Cross-Validation
Overview
The EPF system uses scikit-learn’s TimeSeriesSplit with 5 folds for cross-validation. Unlike random k-fold, TimeSeriesSplit respects temporal ordering — models are always validated on future data relative to their training set, providing realistic performance estimates for a time-series forecasting application.
Why Not Random K-Fold?
Random k-fold cross-validation randomly assigns samples to folds, ignoring temporal order. This creates two problems for time series:
Data Leakage
A model trained on data from September might be validated on data from June. Since the model has “seen” future information during training, it appears more accurate than it actually is in production.
Unrealistic Error Estimates
Real forecasting is always forward-looking: you train on the past and predict the future. Random k-fold breaks this constraint, producing optimistic error estimates that don’t reflect deployment accuracy.
TimeSeriesSplit: How It Works
Fold 1: Train [========] Val [==]Fold 2: Train [==========] Val [==]Fold 3: Train [============] Val [==]Fold 4: Train [==============] Val [==]Fold 5: Train [================] Val [==] ← Past Future →Each fold uses an expanding training window:
| Fold | Training Period | Validation Period |
|---|---|---|
| 1 | Months 1–6 | Months 7–8 |
| 2 | Months 1–8 | Months 9–10 |
| 3 | Months 1–10 | Months 11–12 |
| 4 | Months 1–12 | Months 13–14 |
| 5 | Months 1–14 | Months 15–16 |
(Exact splits depend on dataset size)
Key properties:
- Training always precedes validation: No future data leaks into training
- Expanding window: Later folds have more training data (mirrors production)

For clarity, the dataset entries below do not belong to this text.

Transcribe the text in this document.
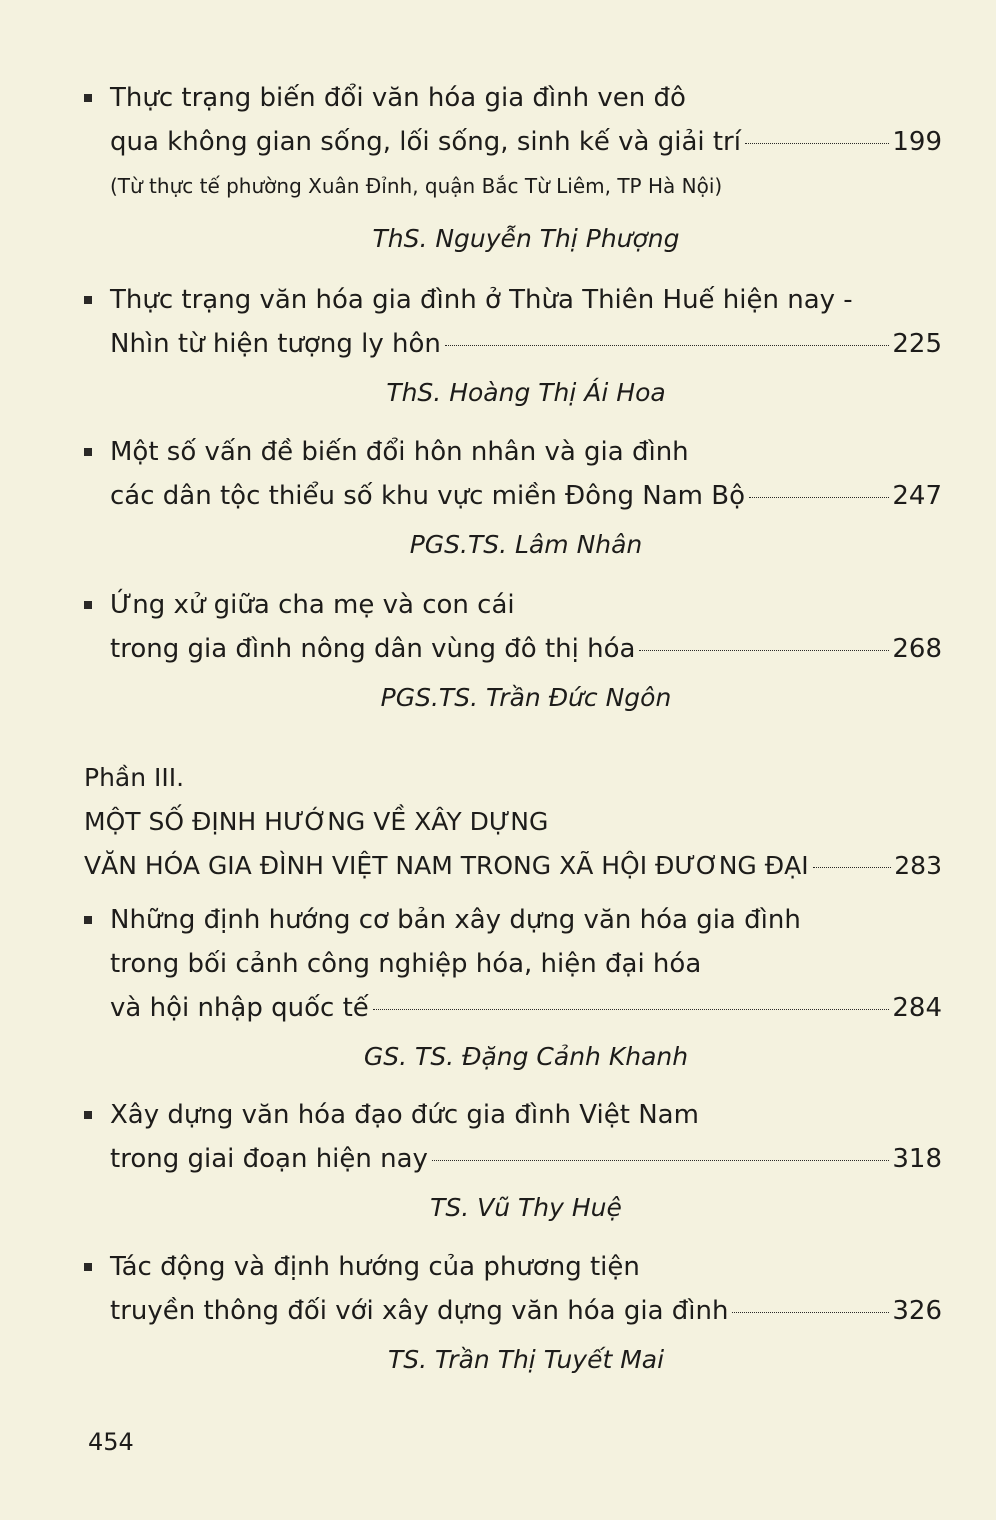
Thực trạng biến đổi văn hóa gia đình ven đô
qua không gian sống, lối sống, sinh kế và giải trí	199
(Từ thực tế phường Xuân Đỉnh, quận Bắc Từ Liêm, TP Hà Nội)
ThS. Nguyễn Thị Phượng
Thực trạng văn hóa gia đình ở Thừa Thiên Huế hiện nay -
Nhìn từ hiện tượng ly hôn	225
ThS. Hoàng Thị Ái Hoa
Một số vấn đề biến đổi hôn nhân và gia đình
các dân tộc thiểu số khu vực miền Đông Nam Bộ	247
PGS.TS. Lâm Nhân
Ứng xử giữa cha mẹ và con cái
trong gia đình nông dân vùng đô thị hóa	268
PGS.TS. Trần Đức Ngôn
Phần III.
MỘT SỐ ĐỊNH HƯỚNG VỀ XÂY DỰNG
VĂN HÓA GIA ĐÌNH VIỆT NAM TRONG XÃ HỘI ĐƯƠNG ĐẠI	283
Những định hướng cơ bản xây dựng văn hóa gia đình
trong bối cảnh công nghiệp hóa, hiện đại hóa
và hội nhập quốc tế	284
GS. TS. Đặng Cảnh Khanh
Xây dựng văn hóa đạo đức gia đình Việt Nam
trong giai đoạn hiện nay	318
TS. Vũ Thy Huệ
Tác động và định hướng của phương tiện
truyền thông đối với xây dựng văn hóa gia đình	326
TS. Trần Thị Tuyết Mai
454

- Multiple estimates: 5 independent error measurements → robust mean and variance
Per-Fold Metrics
Each fold produces metrics for the validation period:
for fold_idx, (train_idx, val_idx) in enumerate(tscv.split(X)): X_train, X_val = X.iloc[train_idx], X.iloc[val_idx] y_train, y_val = y.iloc[train_idx], y.iloc[val_idx]
model.fit(X_train, y_train) y_pred = model.predict(X_val)
mae = mean_absolute_error(y_val, y_pred) rmse = sqrt(mean_squared_error(y_val, y_pred))These per-fold metrics reveal:
- Mean MAE: Expected production accuracy
- MAE variance across folds: Stability of performance across time periods
- Trend across folds: Improving (model gets better with more data) or degrading (recent market conditions are harder)
Residual Collection for Conformal Prediction
A critical secondary purpose of cross-validation: collecting out-of-fold residuals for conformal prediction intervals.
Each validation fold produces residuals:
residual = actual_price - predicted_priceThese residuals are grouped by horizon bucket and stored as the calibration set for conformal prediction. Using out-of-fold (not in-sample) residuals is essential — in-sample residuals are optimistically small and would produce intervals that are too narrow.
5-Fold Choice
Five folds balance estimation accuracy against computational cost:
| Folds | Training Data per Fold | Validation Data per Fold | Total CV Time |
|---|---|---|---|
| 3 | More | More | Faster |
| 5 | Moderate | Moderate | Standard |
| 10 | Less initial data | Less | Slower, volatile |
With 5 folds, each validation period covers approximately 2–3 months, providing enough data for reliable metric estimation while keeping training sets reasonably large.
Interaction with Horizon Groups
Cross-validation is performed independently for each horizon group:
For DA1 (hours 14-25): Fold 1: Train DA1 on period 1, validate DA1 on period 2 Fold 2: Train DA1 on period 1-2, validate DA1 on period 3 ...
For S1 (hours 33-56): Fold 1: Train S1 on period 1, validate S1 on period 2 ...This ensures each model is evaluated on data from its specific horizon, and conformal residuals are collected per horizon bucket.
Production Training
After cross-validation establishes metrics and collects conformal residuals, the final production model is trained on the full dataset (all folds combined). This maximizes training data for the deployed model while the CV metrics provide the accuracy estimate.